Second, the John Roberts position on the latest case before the Court involving the constitutionality of the Mississippi law that limits abortion to the 15-week mark could have been found constitutional without overturning Roe. In fact, that part of the decision was 6-3. The Roe overturn was 5-4 with Roberts voting with the liberals. Roberts is now outflanked on his right by the three Trump appointees plus Thomas and Alito. This is the most reactionary Supreme Court in recent memory and don’t be surprised if the right to gay marriage and contraception will also be reviewed by the justices.

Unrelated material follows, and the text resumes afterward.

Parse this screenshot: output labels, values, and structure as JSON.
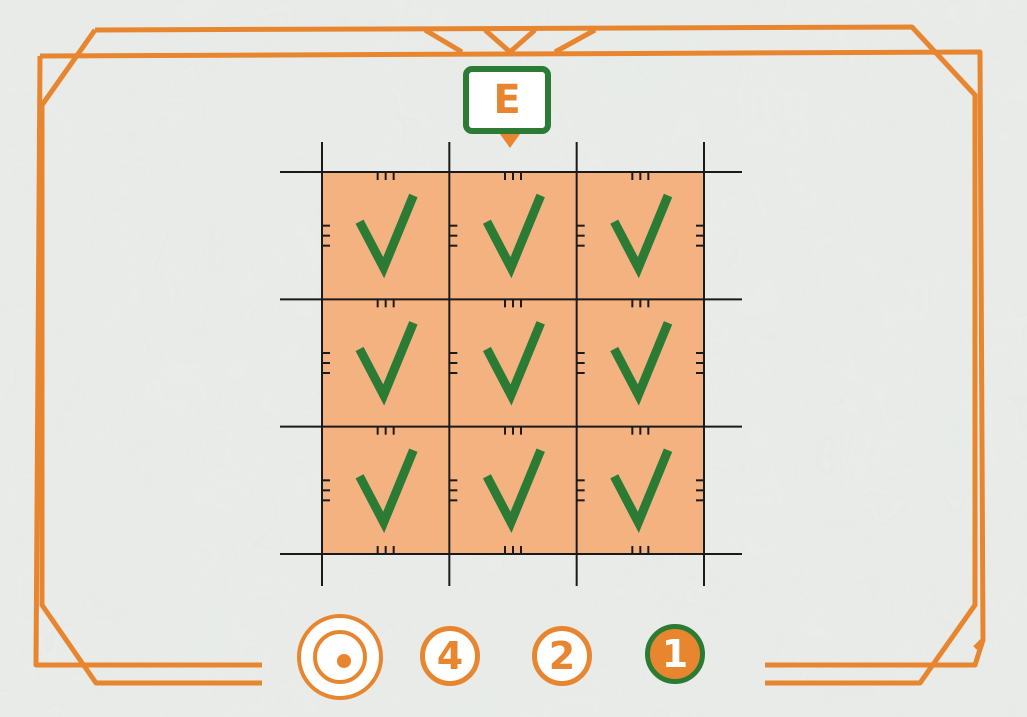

Despite all of this, no one’s mind has been changed. The majority of Americans want Roe preserved, but the justices do not have to be popular or even political. As long as the Congress will not do its job and actually legislate these matters, the Court will have the last word. Instead of the people’s representatives making law, nine presidential selectees, some of whom lied to the Senate during their confirmation hearings (Kavanaugh, Gorsuch and Barrett), will have the last word. This is not democracy and it was not the intention of the Founders to have the Court legislate.

Finally, since no one’s mind has been changed by the latest Supreme Court decision, it is also unlikely that abortion rights will be at the forefront of decision making during the midterm elections. If inflation was at 2% and the economy was expanding with low interest rates and low unemployment, perhaps abortion would be the main issue. But none of that is the case. Inflation is over 8.5% and gas is over $5 a gallon. Biden may want to run on Roe, but the country is running on empty.

I think the current Supreme Court is a group of four yahoos, three libs, one reasonable Republican (Gorsuch) and one guy trying like heck to keep it together and failing in every way. Despite that make-up, the Court has never been more powerful because the Congress seems to be in a permanent stalemate.

If, as is predicted, the Republicans take the House and the Senate, but the latter by less than 60 seats, I suspect we have seen the end of the Biden agenda, much as we saw the Obama agenda vanish with the Republican take-over of Congress. This only empowers the Supreme Court and the state legislatures more and both groups are particularly reactionary right now.

If the Democrats don’t like the current situation, they need to run better candidates with new ideas. That’s not AOC and The Squad. Who it is is unknown to me, but Biden needs to declare it is not he who will the standard bearer for the Dems in 2024 and he needs to do it soon.

The country needs some fresh blood with new ideas. I see these on the right. I do not see them on the left or in the center.